TLC. Aumento dell’Iva sulle pay tv, Adiconsum: “Iva al 10% per tutte le pay tv”

"Le tv a pagamento devono essere tutte uguali davanti al fisco, indipendentemente dalla piattaforma usata e dalla modalità di accesso al servizio". Lo scrive in un comunicato Adiconsum che chiede "Iva uguale per tutte le televisioni a pagamento anche con modalità ricaricabile". L’associazione dei consumatori propone un’Iva al 10% per tutte le pay tv.

"Ovviamente in un periodo di crisi come quello attuale, i consumatori si avvantaggiano con imposte basse e quindi con aliquote agevolate. Ora si apre una giusta problematica: a quale bene o servizio va applicata l’aliquota agevolata? – si chiede Adiconsum – La legge è complessa, prevede tantissime aliquote, tenendo conto dell’utilizzo del bene".

"Quasi tutti i beni alimentari sono giustamente al 4% o al 10% – spiega l’associazione – Stesso trattamento per i prodotti legati alla sanità. Il legislatore poi ha identificato dei beni da privilegiare come la ristrutturazione delle abitazioni e l’acquisto della prima casa. Il diritto all’informazione, addirittura, fa scendere l’Iva al 4% per i giornali e notiziari quotidiani, libri, periodici. Anche i canoni d’abbonamento (canone RAI) alle radiodiffusioni circolari in chiaro sono al 4%.

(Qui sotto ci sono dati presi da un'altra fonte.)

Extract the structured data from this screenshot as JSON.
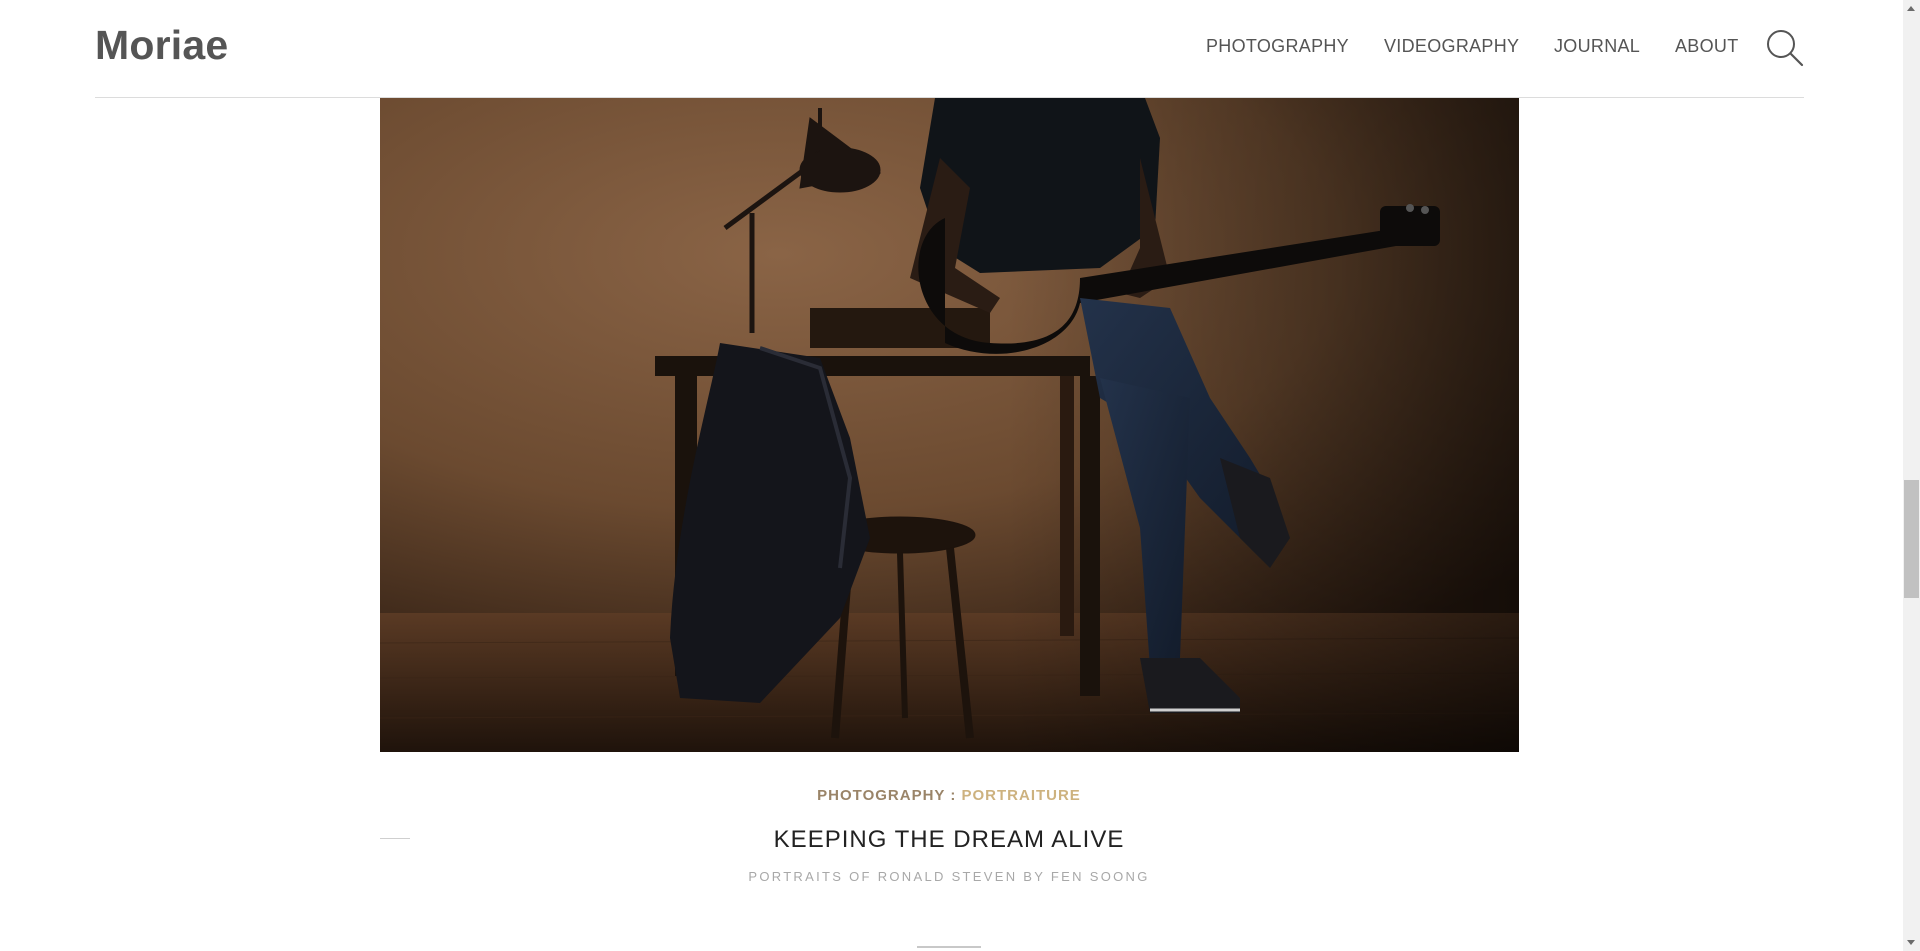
{
  "site": {
    "logo": "Moriae"
  },
  "nav": {
    "items": [
      {
        "label": "PHOTOGRAPHY"
      },
      {
        "label": "VIDEOGRAPHY"
      },
      {
        "label": "JOURNAL"
      },
      {
        "label": "ABOUT"
      }
    ],
    "search_icon": "search-icon"
  },
  "post": {
    "image_icon": "featured-image",
    "category_primary": "PHOTOGRAPHY",
    "category_separator": ":",
    "category_secondary": "PORTRAITURE",
    "title": "KEEPING THE DREAM ALIVE",
    "subtitle": "PORTRAITS OF RONALD STEVEN BY FEN SOONG"
  },
  "colors": {
    "category_primary": "#9a8468",
    "category_secondary": "#cdb27f",
    "logo": "#555555",
    "title": "#222222"
  }
}
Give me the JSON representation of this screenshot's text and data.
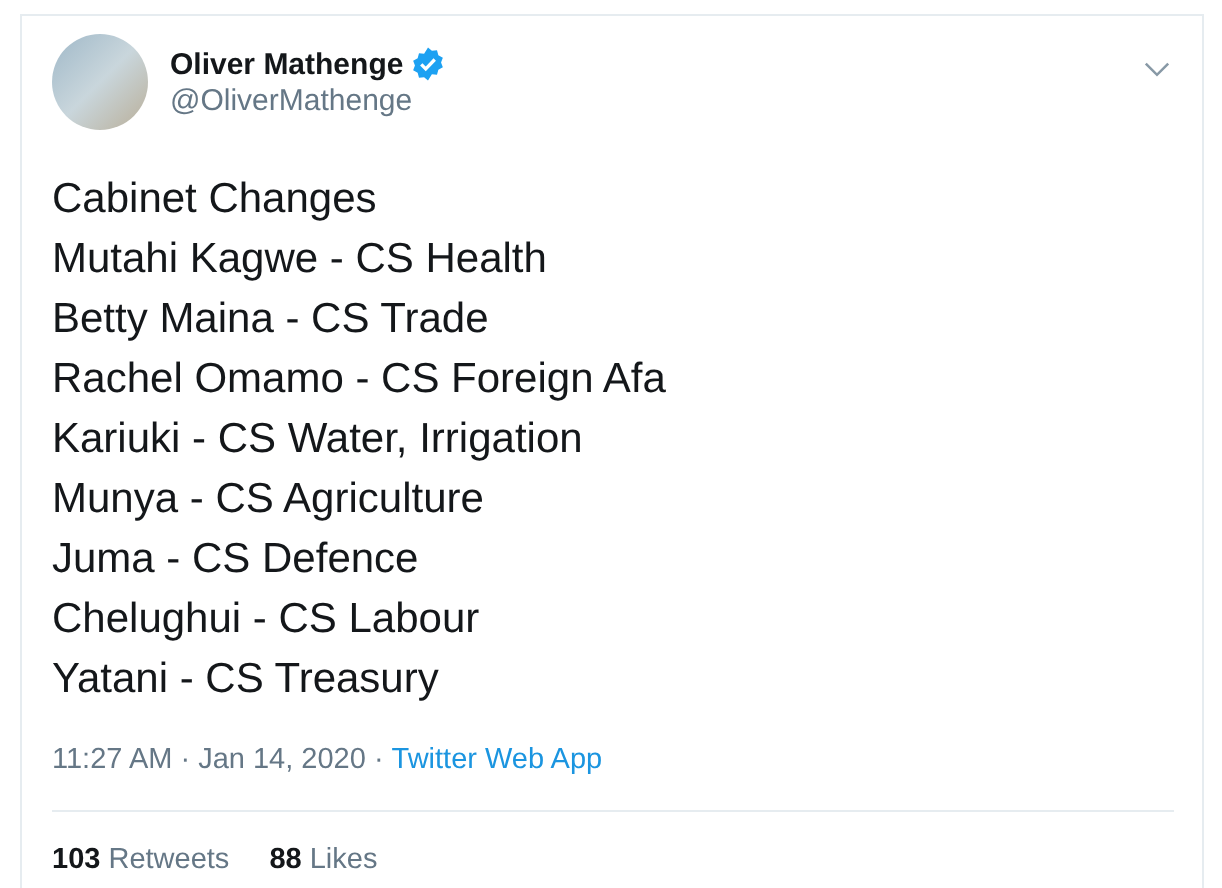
{
  "author": {
    "name": "Oliver Mathenge",
    "verified": true,
    "handle": "@OliverMathenge"
  },
  "tweet_lines": [
    "Cabinet Changes",
    "Mutahi Kagwe - CS Health",
    "Betty Maina - CS Trade",
    "Rachel Omamo - CS Foreign Afa",
    "Kariuki - CS Water, Irrigation",
    "Munya - CS Agriculture",
    "Juma - CS Defence",
    "Chelughui - CS Labour",
    "Yatani - CS Treasury"
  ],
  "timestamp": "11:27 AM · Jan 14, 2020 ·",
  "source": "Twitter Web App",
  "stats": [
    "**103** Retweets",
    "**88** Likes"
  ]
}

La cultura e la formazione dei cittadini viene incentivata prevedendo per gli spettacoli teatrali, di qualsiasi tipo (compresi i concerti musicali ed il circo) l’Iva al 10% e dal 2000 anche il biglietto d’ingresso al cinema e agli spettacoli sportivi è al 10%. Viene spontaneo chiedersi perché vedere un film, un evento sportivo o musicale trasmesso in televisione deve far pagare ai consumatori l’Iva al 20%?

"Quando si parla dei soldi dei contribuenti occorre usare stessi pesi e stesse misure, altrimenti si fanno favoritismi. Il Parlamento, discutendo il decreto anticrisi regoli con saggezza tutta la materia delle aliquote Iva, tenendo presente che la cultura non è un bene di lusso e che occorre pagare le stesse tasse sia se si è in un cinema che in poltrona" ha concluso Adiconsum.